El índice de desempleo en Estados Unidos se encuentra en un 4,9 por ciento, cifra que alguna vez fue vista como pleno empleo. El objetivo para la tasa de los fondos federales está fijado actualmente entre un 0,25 y 0,50 por ciento, que alguna vez fue considerado como un extraordinario estímulo económico. Antes de la crisis, los economistas habrían dicho que esta combinación era desequilibrada: el pleno empleo requiere del retiro de los estímulos, de lo contrario la inflación subirá.

Hoy ambos aspectos de este cálculo están en duda.

El significado del pleno empleo no está claro. El índice de participación en la fuerza laboral no ha vuelto a los niveles previos a la crisis, lo que sugiere que un mayor estímulo podría conseguir que más gente vuelva a trabajar. Últimamente, los sueldos están creciendo a un ritmo ligeramente más rápido, pero no hay indicios reales de presión sobre los precios: la tasa de inflación se encuentra muy por debajo del objetivo del 2 por ciento de la Fed y las expectativas para la inflación futura aún son moderadas.

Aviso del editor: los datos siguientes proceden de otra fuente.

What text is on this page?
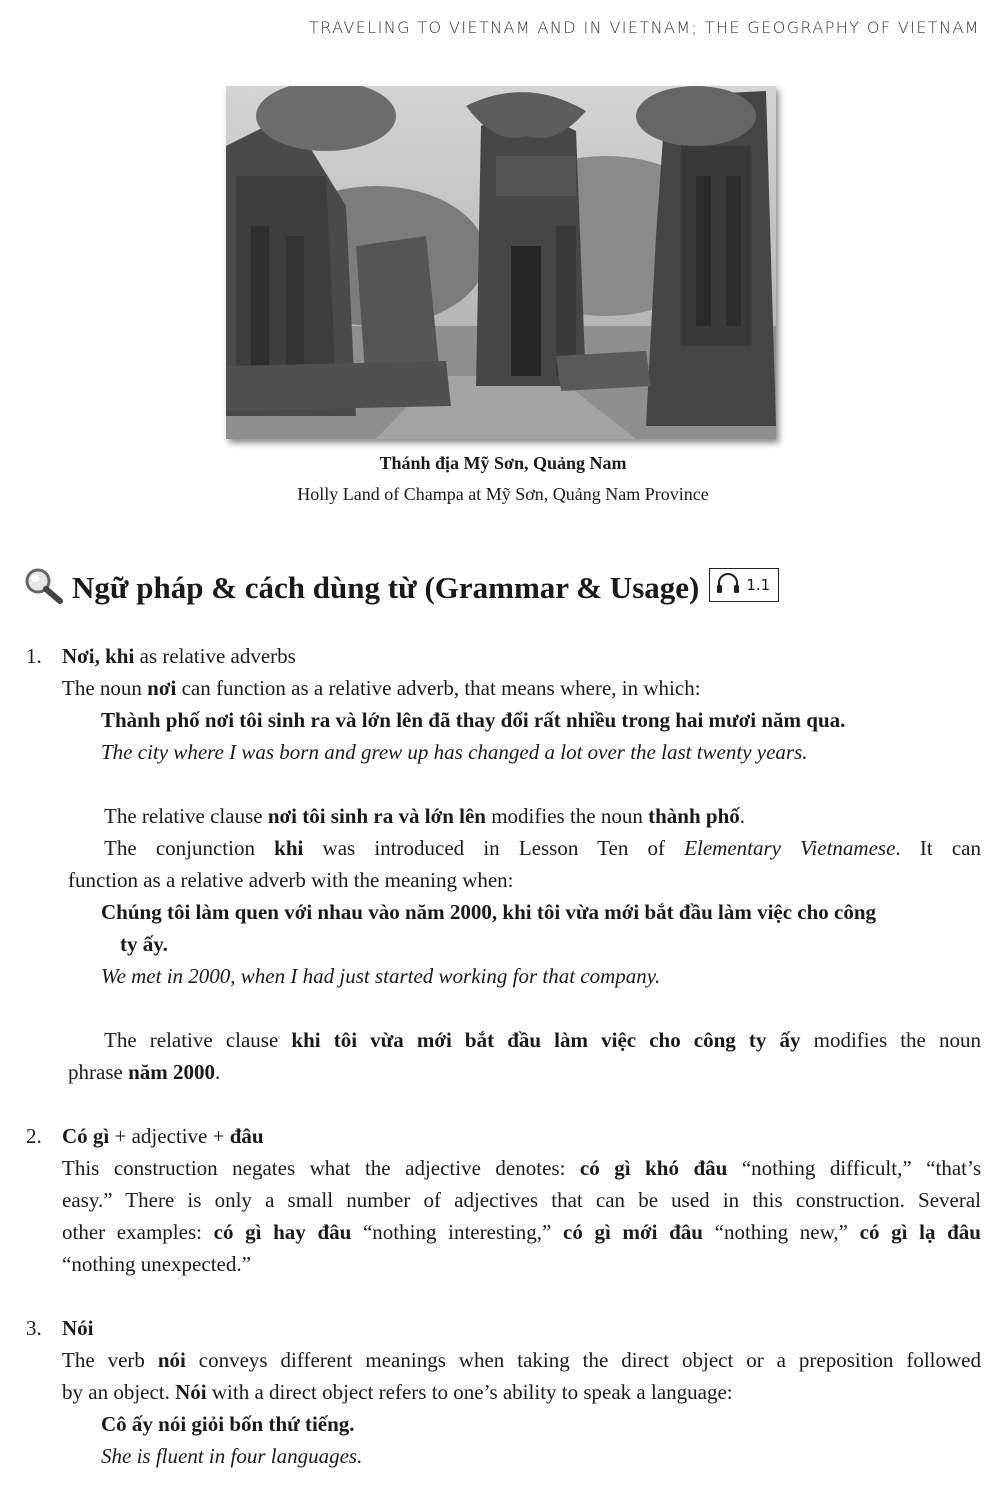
TRAVELING TO VIETNAM AND IN VIETNAM; THE GEOGRAPHY OF VIETNAM
Thánh địa Mỹ Sơn, Quảng Nam
Holly Land of Champa at Mỹ Sơn, Quảng Nam Province
Ngữ pháp & cách dùng từ (Grammar & Usage)	1.1
1. Nơi, khi as relative adverbs
The noun nơi can function as a relative adverb, that means where, in which:
Thành phố nơi tôi sinh ra và lớn lên đã thay đổi rất nhiều trong hai mươi năm qua.
The city where I was born and grew up has changed a lot over the last twenty years.
The relative clause nơi tôi sinh ra và lớn lên modifies the noun thành phố.
The conjunction khi was introduced in Lesson Ten of Elementary Vietnamese. It can
function as a relative adverb with the meaning when:
Chúng tôi làm quen với nhau vào năm 2000, khi tôi vừa mới bắt đầu làm việc cho công
ty ấy.
We met in 2000, when I had just started working for that company.
The relative clause khi tôi vừa mới bắt đầu làm việc cho công ty ấy modifies the noun
phrase năm 2000.
2. Có gì + adjective + đâu
This construction negates what the adjective denotes: có gì khó đâu “nothing difficult,” “that’s
easy.” There is only a small number of adjectives that can be used in this construction. Several
other examples: có gì hay đâu “nothing interesting,” có gì mới đâu “nothing new,” có gì lạ đâu
“nothing unexpected.”
3. Nói
The verb nói conveys different meanings when taking the direct object or a preposition followed
by an object. Nói with a direct object refers to one’s ability to speak a language:
Cô ấy nói giỏi bốn thứ tiếng.
She is fluent in four languages.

Por lo tanto, el pleno empleo no es lo que solía ser – y las tasas de interés, según sostienen varios economistas, no están tan bajas como parecen. Eso es debido a que el grado de estímulo monetario se mide mejor como la brecha entre las tasas de interés actuales y la llamada tasa de interés neutral – la tasa hipotética que ni suma ni resta de la demanda. En los Estados Unidos, la tasa neutra estimada ha tendido a bajar, según la Fed, y ahora se sitúa entre el 2 y el 3 por ciento, en lugar del 4 por ciento o más. Esto implica que el grado actual de estímulo es 1 a 2 puntos porcentuales menor de lo que parece.

El razonamiento a lo largo de estas líneas se podría utilizar no solo para dejar la tasa de los fondos federales sin cambios, también serviría para recortarla – tal como argumentó recientemente el ex miembro del Comité Federal de Mercado Abierto (FOMC, por sus siglas en inglés) Narayana Kocherlakota. No obstante, cualquiera de estos cursos de acción, sería un error.

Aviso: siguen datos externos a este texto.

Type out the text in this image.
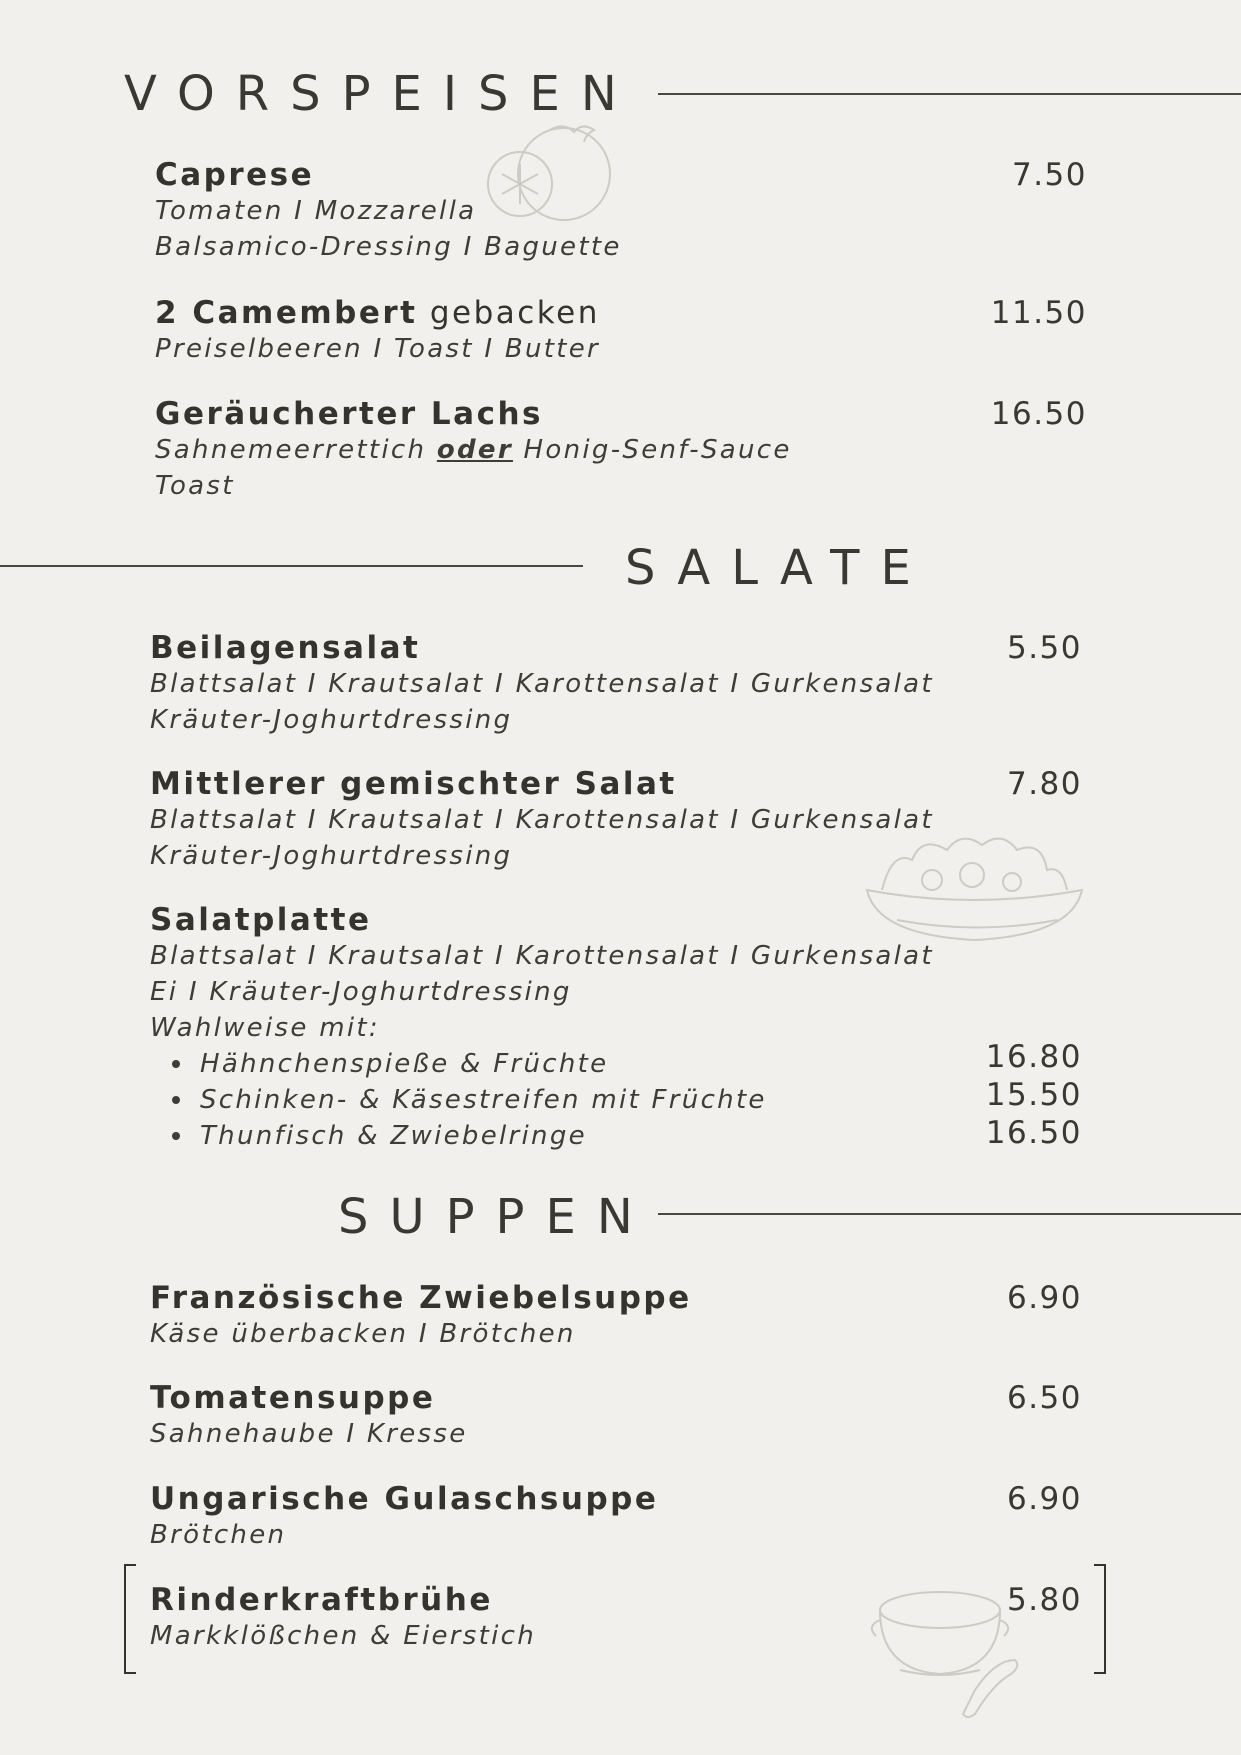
VORSPEISEN
Caprese
Tomaten I Mozzarella
Balsamico-Dressing I Baguette
7.50
2 Camembert gebacken
Preiselbeeren I Toast I Butter
11.50
Geräucherter Lachs
Sahnemeerrettich oder Honig-Senf-Sauce
Toast
16.50
SALATE
Beilagensalat
Blattsalat I Krautsalat I Karottensalat I Gurkensalat
Kräuter-Joghurtdressing
5.50
Mittlerer gemischter Salat
Blattsalat I Krautsalat I Karottensalat I Gurkensalat
Kräuter-Joghurtdressing
7.80
Salatplatte
Blattsalat I Krautsalat I Karottensalat I Gurkensalat
Ei I Kräuter-Joghurtdressing
Wahlweise mit:
Hähnchenspieße & Früchte
Schinken- & Käsestreifen mit Früchte
Thunfisch & Zwiebelringe
16.80
15.50
16.50
SUPPEN
Französische Zwiebelsuppe
Käse überbacken I Brötchen
6.90
Tomatensuppe
Sahnehaube I Kresse
6.50
Ungarische Gulaschsuppe
Brötchen
6.90
Rinderkraftbrühe
Markklößchen & Eierstich
5.80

Lo que este tipo de análisis no considera es la creciente amenaza para la futura estabilidad financiera. Las tasas de interés demasiado bajas (junto a los balances masivamente ampliados del banco central, cortesía de la flexibilización cuantitativa) han respaldado la demanda según lo previsto, aunque con una eficacia cada vez menor; Sin embargo, al mismo tiempo, han impulsado artificialmente los precios de los activos financieros y distorsionado los patrones normales de la toma de riesgos en los mercados financieros.



Estas distorsiones son el costo inevitable de un estímulo de emergencia. La emergencia ha terminado. La reducción y posterior erradicación de los estímulos debe convertirse en una de las prioridades principales.

Esta es una de las cosas que la Fed puede tener clara sobre esta semana. En vista de que la cifra de desempleo se encuentra por debajo del 5 por ciento, el retiro gradual de los estímulos monetarios es adecuado. La Fed también debería decir lo mismo –y debería demostrarlo al elevar las tasas–.